Gentilmente, Serena empurrou Mamoru e abaixou a cabeça, junto à janela aberta.

- Ei, José, como vai a vida?

- Você está ma-ra-vi-lho-sa! - o taxista comentou. Serena riu e abriu a porta de trás para entrar no táxi.

Mamoru a seguiu.

- Vai ao funeral da sua tia-avó, certo? Tenho que avisar os garotos pelo rádio que Serena está usando saia.

- Nunca vou conseguir fazer com que as pessoas esqueçam isso - Serena disse a Mamoru , sorrindo.

-Vai continuar trabalhando como taxista? – ele perguntou.

- Claro.

- Mesmo com cinqüenta milhões de dólares? Gosta tanto assim desse trabalho?

- Não quero depender da minha tia-avó pelo resto da vida.

- Luna lhe legou sua fortuna porque queria que você a tivesse. Isso não significa que depende dela.

- E como chamaria isso se eu parasse de trabalhar e passasse a viver do dinheiro que ela ganhou?

Mamoru fez uma pausa, lembrando-se de uma conversa que tivera com a mãe há alguns anos. Sue Chiba traba­lhava como recepcionista em uma clínica veterinária.

Um trabalho que a mãe amava, mas que não pagava muito. E quando o dinheiro estava curto, Sue costumava trabalhar à noite e nos fins de semana em um depósito, empacotando revistas. Isso antes de os filhos terem idade sufi­ciente para ajudar, trabalhando meio expediente.

O filho nunca ouvira a mãe reclamar. Mas lembrava-se dela vindo em casa, depois de sair da clínica veterinária, para jantar. Em seguida, saía de novo e trabalha­va até meia-noite. Após alguns dias, o rosto dela de­monstrava exaustão. Porém, o brilho nos olhos perma­necia.

- Por que não o encontra? Ele tem que lhe dar di­nheiro, é a lei, certo? - o filho perguntou, aos 14 anos. Alguns amigos na escola tinham pais divorciados e ele ouvira falar sobre o auxílio no sustento das crianças.
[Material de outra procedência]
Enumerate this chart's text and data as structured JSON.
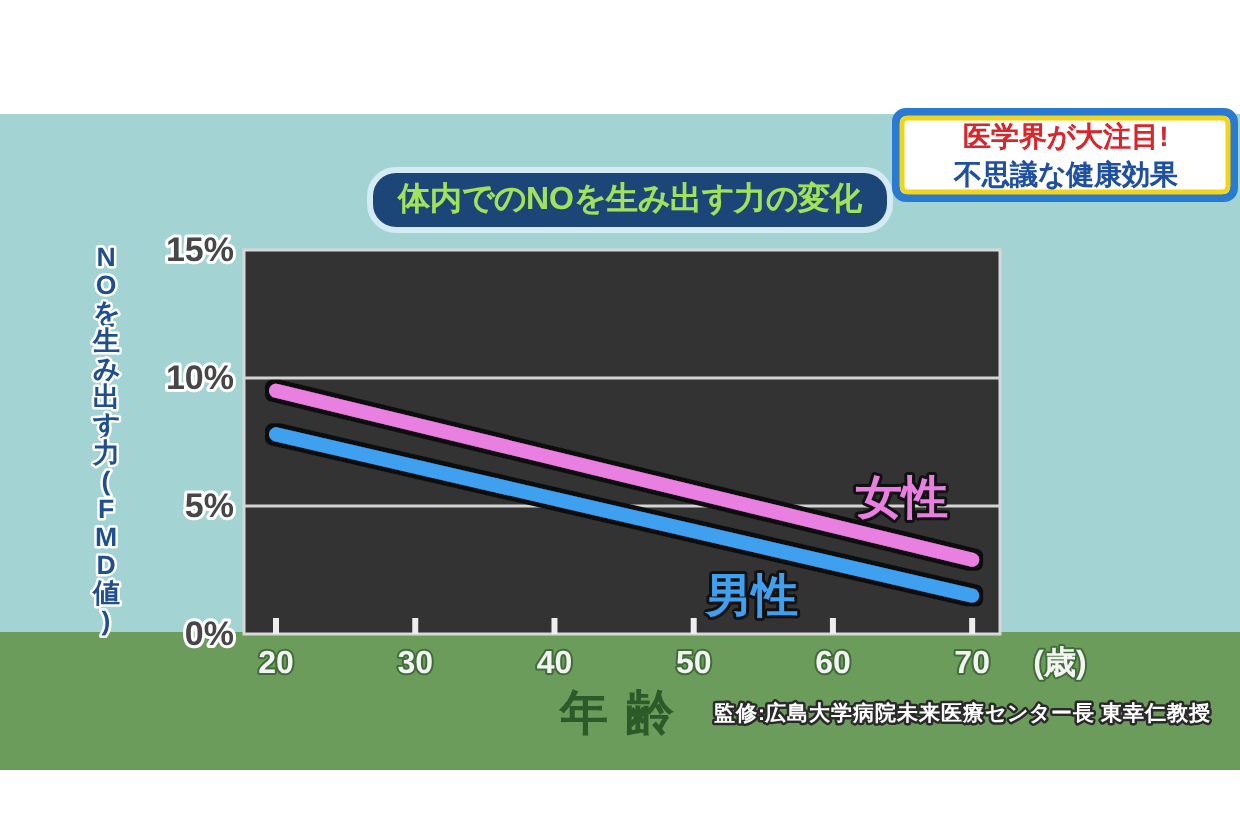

- Mamoru y, querido, você está certo. É a lei. Mas dei­xamos de depender do papai no minuto em que nos deixou. Ser pai não se refere apenas a dinheiro. E nada do que ele pudesse colocar em uma conta bancária o traria de volta.

- Mas é injusto - o filho dissera.

Mamoru ainda achava que era injusto, embora compre­endesse o orgulho da mãe. Assim, também podia enten­der o de Serena.

- O que vai fazer com todo o dinheiro? Colocá-lo em uma conta bancária? Vai viver no apartamento da sua tia-avó?

- Não. É dela. E não sei o que vou fazer com o di­nheiro. Ainda não pensei nisso.

- Aqui estamos, menina - José disse ao parar em frente à maior igreja que Mamoru já vira.

- Obrigado - Mamoru disse a José, entregando-lhe uma nota de dez dólares.

- Oh, não, são apenas alguns quarteirões, e eu não cobraria de Serena - o taxista disse.

Serena voltou a colocar a cabeça à janela do táxi.

- Não seja estúpido, José. Você tem que ganhar a vida também, assim como todos nós. Aqui. Pegue o dinheiro ou vou ter que jogá-lo aí dentro - ela disse, entregando-lhe a nota de dez dólares.

- Eu estava pagando o táxi - Mamoru disse.

- Como você diz, sou uma multimilionária - o avi­sou, subindo as escadas da igreja.

Serena realmente sabia como andar de salto alto. Mamoru queria colocar as mãos no quadril dela. Mas colocou-as nos bolsos da calça. Era uma igreja. Um funeral. Não era hora para pensamentos lascivos.